Farah Mahmoud al-Kahlud, 17, who lost a leg and an eye in an Israeli attack on her home in Jabalia, shows an old photo of herself in Gaza City, Gaza, on January 19, 2026. (Photo by Khames Alrefi/Anadolu via Getty Images)

The widespread story of the war, through smartphones

The very way we talk about wars is thus changing: no longer just “recorded” by official archives and military documents. Today, thanks to the availability of technologies, memory also comes from private photos and videos spread by social media. Here too, not without risks. Organizations working on digital rights, such as7amleh – Digital Rights Weekly Updatethey started talking openly about “digital erasure”: the possibility that Palestinian testimonies are submerged in the continuous flow of online platforms. It is the story of the two Palestinian content creators Nour Alsaqa and Salma Shawa.

Nour Alsaqa, content creator in Gaza

Before October 7, Nour Alsaqa used Instagram to share works of art, important moments in his life and glimpses of his life in Gaza. On October 8, he posted a video of buildings being razed.

After that post she continued to document, while her passion also grew within her resentment towards those who look and shake elsewhereas this article on Wired Middle East. «We thought that by showing all our vulnerabilities online we would gain empathy. That people would intervene, they would move. But exactly the opposite happened: social media has contributed to dehumanizing Palestinians».

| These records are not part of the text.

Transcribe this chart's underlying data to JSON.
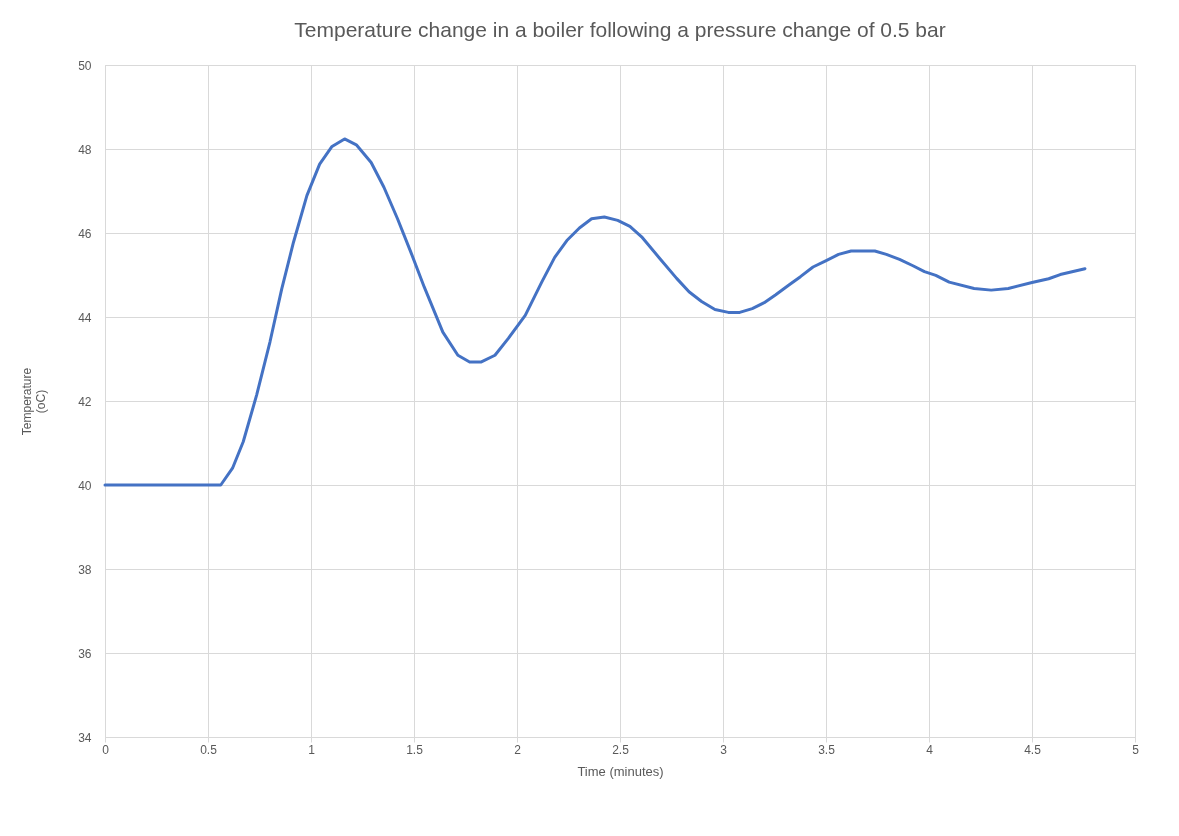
{
  "chart_data": {
    "type": "line",
    "title": "Temperature change in a boiler following a pressure change of 0.5 bar",
    "xlabel": "Time (minutes)",
    "ylabel": "Temperature (oC)",
    "x": [
      0,
      0.562,
      0.619,
      0.671,
      0.736,
      0.801,
      0.858,
      0.915,
      0.98,
      1.042,
      1.102,
      1.163,
      1.22,
      1.292,
      1.354,
      1.42,
      1.485,
      1.55,
      1.64,
      1.713,
      1.77,
      1.827,
      1.893,
      1.958,
      2.04,
      2.12,
      2.183,
      2.242,
      2.303,
      2.362,
      2.424,
      2.489,
      2.548,
      2.605,
      2.692,
      2.775,
      2.835,
      2.896,
      2.961,
      3.026,
      3.081,
      3.142,
      3.2,
      3.256,
      3.32,
      3.376,
      3.437,
      3.496,
      3.561,
      3.622,
      3.737,
      3.793,
      3.857,
      3.922,
      3.978,
      4.033,
      4.098,
      4.219,
      4.302,
      4.385,
      4.5,
      4.581,
      4.637,
      4.757
    ],
    "series": [
      {
        "color": "#4472c4",
        "values": [
          40,
          40,
          40.4,
          41.03,
          42.14,
          43.41,
          44.67,
          45.78,
          46.89,
          47.64,
          48.06,
          48.24,
          48.1,
          47.68,
          47.09,
          46.34,
          45.54,
          44.71,
          43.64,
          43.09,
          42.93,
          42.93,
          43.09,
          43.49,
          44.04,
          44.83,
          45.42,
          45.82,
          46.12,
          46.34,
          46.38,
          46.3,
          46.16,
          45.91,
          45.4,
          44.92,
          44.6,
          44.37,
          44.18,
          44.11,
          44.11,
          44.2,
          44.34,
          44.53,
          44.76,
          44.96,
          45.19,
          45.33,
          45.49,
          45.57,
          45.57,
          45.49,
          45.37,
          45.22,
          45.08,
          44.99,
          44.83,
          44.68,
          44.64,
          44.68,
          44.82,
          44.91,
          45.01,
          45.15
        ]
      }
    ],
    "xlim": [
      0,
      5
    ],
    "xticks": [
      0,
      0.5,
      1,
      1.5,
      2,
      2.5,
      3,
      3.5,
      4,
      4.5,
      5
    ],
    "ylim": [
      34,
      50
    ],
    "yticks": [
      34,
      36,
      38,
      40,
      42,
      44,
      46,
      48,
      50
    ],
    "grid": true,
    "line_style": "solid",
    "marker": "none"
  }
}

Salma Shawa, the effort of testimony, the commitment to remain visible

Creating content to document Israeli air raids and famine, experiencing it firsthand, is physically and emotionally exhausting. But the expectation is that visibility leads to action: this is at the heart of Gaza’s digital experience. But social media has made it all too easy to think that sharing or liking a post is enough. To be seen, Palestinians must also juggle the algorithm and human nature.

«People become desensitized. Their attention span is limitedso you have to capture them in the first five seconds, otherwise they won’t stick with you,” he says Salma Shawa. «Creators learned they had to prioritize emotion over facts and connect suffering to pop culture moments just to remain visible.”

Passing down traditional recipes in wartime

Even daily life can become an archive. Teaching children the names of missing relatives, telling the story of a destroyed home. Or continue to cook traditional dishes in extreme conditionswith what there is, and then share the recipes on Instagram.

Like that of the maqluba, revisited in “false maqluba”, because there is no more meat to prepare it. Or corned beef shawarma (theEgyptian researcher Noha Atef studied these posts, and how food has become «a means through which people express resilience and preserve cultural identity»).

The Eyes on Heritage Foundation, based in Gaza City, is dedicating itself to the restoration and archiving of ancient books and manuscripts. A team of women tries to revive the rich heritage (Photo by Majdi Fathi/NurPhoto via Getty Images, July 9, 2023)

The women of Gaza who save culture from the rubble

And there are those who then try to save culture too. Groups likeEyes on Heritage Institute (led by 33-year-old architect Haneen al-Amasi) continue to risk their lives to recover rare texts and manuscripts from the rubble.

For centuries, women have kept family memories: photo albums, genealogies, recipes, letters. But in Gaza that invisible work is increasingly taking on a political dimension. It is not just a matter of documenting death but of preventing evidence of that life, and of a culture, from disappearing.